BUCKLE UP AND EVOLVE

We were not much more than halfway through the year when the horrors of 2020—so extreme, so numerous–became a kind of prompt for generating poetry. Across platforms, people would recite the litany of wildfires and floods, and police violence against People of Color, and one failure after the next to hold police accountable; they’d note the COVID pandemic, and the national embarrassment of a response, and the murder hornets, and the deliberate undermining of the US postal System, and deliberate suppression of the right to vote, and more. Social media poets would stretch their vocabularies to apply descriptions, like “dumpster fire” and “dystopian hellscape,” and they’d talk about what unanticipated wreckage you might have had on your Bingo Card.

It’s been a rough year. Now the election is behind us, and so are some of these other events, but the political division in our country has not gone away. The threat of natural disasters—exacerbated by climate change—has not abated, and the economic devastation brought about by the COVID crisis is far from over. The virus itself is far from over. We’ve got work to do, and stuff to get through.

The arts exist in this context. We’re still isolated from each other physically, and divided ideologically, and the fact is that culture thrives in a crowd. It is what we share, what we have in common. It exists as a collection of ideas, creativity, and values held among a group of people. So, the arts are hit especially hard by this pandemic, which has isolated us in our homes.

We can look at this from a survival perspective, and we have no choice but to do that. Consider that the performing arts industry was immediately shut down in March, and remains so, and it is all but certain that some beloved organizations will not survive the loss of ticket revenue.

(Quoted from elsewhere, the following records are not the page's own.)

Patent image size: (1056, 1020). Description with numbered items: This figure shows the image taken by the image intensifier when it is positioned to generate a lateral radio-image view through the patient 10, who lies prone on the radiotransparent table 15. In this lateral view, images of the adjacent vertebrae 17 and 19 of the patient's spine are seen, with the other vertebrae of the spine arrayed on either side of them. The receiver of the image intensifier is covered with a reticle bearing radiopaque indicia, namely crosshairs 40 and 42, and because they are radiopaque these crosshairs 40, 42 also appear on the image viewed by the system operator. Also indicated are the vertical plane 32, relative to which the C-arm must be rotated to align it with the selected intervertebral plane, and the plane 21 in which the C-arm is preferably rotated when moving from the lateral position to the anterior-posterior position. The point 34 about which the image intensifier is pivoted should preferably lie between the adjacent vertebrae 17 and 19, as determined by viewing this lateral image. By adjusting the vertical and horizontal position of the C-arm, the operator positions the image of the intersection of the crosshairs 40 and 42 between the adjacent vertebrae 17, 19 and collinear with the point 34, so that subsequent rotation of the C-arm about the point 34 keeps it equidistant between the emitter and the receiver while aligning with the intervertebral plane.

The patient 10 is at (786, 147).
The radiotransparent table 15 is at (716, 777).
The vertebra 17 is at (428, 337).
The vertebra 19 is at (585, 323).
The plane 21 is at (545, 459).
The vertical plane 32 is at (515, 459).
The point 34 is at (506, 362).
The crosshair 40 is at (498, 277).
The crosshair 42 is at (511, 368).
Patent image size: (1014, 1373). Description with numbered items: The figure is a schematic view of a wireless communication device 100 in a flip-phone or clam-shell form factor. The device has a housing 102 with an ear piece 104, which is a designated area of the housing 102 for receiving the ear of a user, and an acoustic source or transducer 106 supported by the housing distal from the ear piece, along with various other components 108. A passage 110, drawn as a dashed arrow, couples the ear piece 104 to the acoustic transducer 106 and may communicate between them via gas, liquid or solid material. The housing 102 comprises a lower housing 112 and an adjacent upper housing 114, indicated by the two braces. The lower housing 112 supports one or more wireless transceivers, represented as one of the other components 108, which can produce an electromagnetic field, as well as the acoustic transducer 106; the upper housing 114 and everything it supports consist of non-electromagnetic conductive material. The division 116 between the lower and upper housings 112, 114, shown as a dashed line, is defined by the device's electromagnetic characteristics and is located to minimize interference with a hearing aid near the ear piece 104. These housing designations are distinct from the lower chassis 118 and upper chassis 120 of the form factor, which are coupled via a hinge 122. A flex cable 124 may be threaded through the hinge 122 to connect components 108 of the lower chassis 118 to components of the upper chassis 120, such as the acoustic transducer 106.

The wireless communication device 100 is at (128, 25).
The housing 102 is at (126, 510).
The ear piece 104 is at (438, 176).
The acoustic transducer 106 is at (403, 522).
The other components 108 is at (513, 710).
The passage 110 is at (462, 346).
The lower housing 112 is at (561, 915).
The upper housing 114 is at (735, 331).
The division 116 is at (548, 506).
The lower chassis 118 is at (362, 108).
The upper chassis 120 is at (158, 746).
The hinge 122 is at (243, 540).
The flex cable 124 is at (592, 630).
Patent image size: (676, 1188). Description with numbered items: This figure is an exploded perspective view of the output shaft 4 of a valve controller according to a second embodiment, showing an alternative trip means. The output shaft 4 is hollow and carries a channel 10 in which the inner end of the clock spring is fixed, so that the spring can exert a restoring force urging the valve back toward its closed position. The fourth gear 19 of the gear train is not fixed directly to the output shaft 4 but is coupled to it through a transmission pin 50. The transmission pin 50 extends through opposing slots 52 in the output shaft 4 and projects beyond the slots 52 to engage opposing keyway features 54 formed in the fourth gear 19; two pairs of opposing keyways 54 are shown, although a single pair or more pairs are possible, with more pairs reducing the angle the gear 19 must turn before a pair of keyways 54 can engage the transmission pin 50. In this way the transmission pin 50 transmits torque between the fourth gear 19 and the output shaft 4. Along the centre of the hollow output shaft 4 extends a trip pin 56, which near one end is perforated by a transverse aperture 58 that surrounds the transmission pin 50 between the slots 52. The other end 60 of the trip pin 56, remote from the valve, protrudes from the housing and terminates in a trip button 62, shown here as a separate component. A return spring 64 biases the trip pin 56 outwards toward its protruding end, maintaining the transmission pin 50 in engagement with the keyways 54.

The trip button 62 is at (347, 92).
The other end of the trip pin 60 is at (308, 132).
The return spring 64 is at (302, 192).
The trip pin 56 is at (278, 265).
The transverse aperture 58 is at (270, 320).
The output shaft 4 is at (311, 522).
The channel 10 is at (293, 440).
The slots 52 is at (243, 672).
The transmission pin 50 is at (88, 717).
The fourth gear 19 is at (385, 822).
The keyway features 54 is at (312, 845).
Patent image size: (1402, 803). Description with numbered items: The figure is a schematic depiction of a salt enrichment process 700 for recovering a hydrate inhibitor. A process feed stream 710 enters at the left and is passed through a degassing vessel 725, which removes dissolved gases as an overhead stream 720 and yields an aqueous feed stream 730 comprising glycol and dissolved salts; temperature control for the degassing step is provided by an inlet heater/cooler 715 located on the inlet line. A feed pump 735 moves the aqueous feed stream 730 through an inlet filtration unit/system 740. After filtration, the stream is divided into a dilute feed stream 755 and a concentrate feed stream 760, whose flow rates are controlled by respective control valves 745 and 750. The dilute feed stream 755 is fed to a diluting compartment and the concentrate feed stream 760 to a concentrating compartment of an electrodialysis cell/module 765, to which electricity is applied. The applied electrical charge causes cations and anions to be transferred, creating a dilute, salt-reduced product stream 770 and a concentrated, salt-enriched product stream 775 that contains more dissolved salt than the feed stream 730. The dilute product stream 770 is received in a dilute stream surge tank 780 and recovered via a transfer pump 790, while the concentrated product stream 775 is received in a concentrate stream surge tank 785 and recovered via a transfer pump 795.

You could say the visual art sector has had it easy, by comparison. Unlike concert venues and live theatre, commercial galleries were allowed to open in May, and most of them did, at some level. Museums and non-profit studios were allowed to re-open in June. You could go see art, face-to-face, not on a screen. First, they allowed visitors to see shows that had languished on the walls, unseen during the lockdown. Then galleries like Photocentric, Deep Roots Experience, Abattoir, HEDGE, Prama, and Gallery Plus began mounting new shows, even with opening night celebrations—though marked by strict precautions to reduce spread of the virus. Benefit events became live-cast, carry-out affairs. Crowds have been decimated and sales reduced, but they go on. This is survival mode, and artists have been good at it. And yet we’ve got to go beyond.

Especially when history strains our systems, art is more than an industry to sustain: it is a way to inspire, to motivate, to make needed change.  If culture is a shared set of ideas and values, then art is not only a tool, but the substance of the change. That’s what we need, and why we work so hard to keep getting this magazine into your hands.  As you’ll read in Brittany Hudak’s cover story, Public art plays a huge role making new expression accessible in the COVID era. As you’ll also read, the Cleveland Foundation’s Creative Fusion program has evolved to put a substantial amount of public art in Cleveland neighborhood around Clark-Fulton, working with Metro West, Julia de Burgos Cultural Arts Center, and others. You’ll read Amanda King’s interview with Bakari Kitwana about hip-hop and activism. You’ll read personal reflections from Cleveland collectors, former students, friends, and family about a pioneering dealer of African American art, the late artist and gallerist Malcolm Brown. Henry Adams talks with Dennis Barrie about facing obscenity charges over Robert Mapplethorpe’s exhibit, The Perfect Moment—thirty years after the exhibit touched off a battle over the future of the NEA, and the Cincinnati Contemporary Arts Center became the first museum in the US ever to be sued for the art it was exhibiting. Culture wars are nothing new.

We have no idea what 2021 will bring, but we do know this: In January, CAN Journal begins its tenth year.  We’re honored and thrilled to be part of this continuing dialog. And as always, we look forward to seeing you.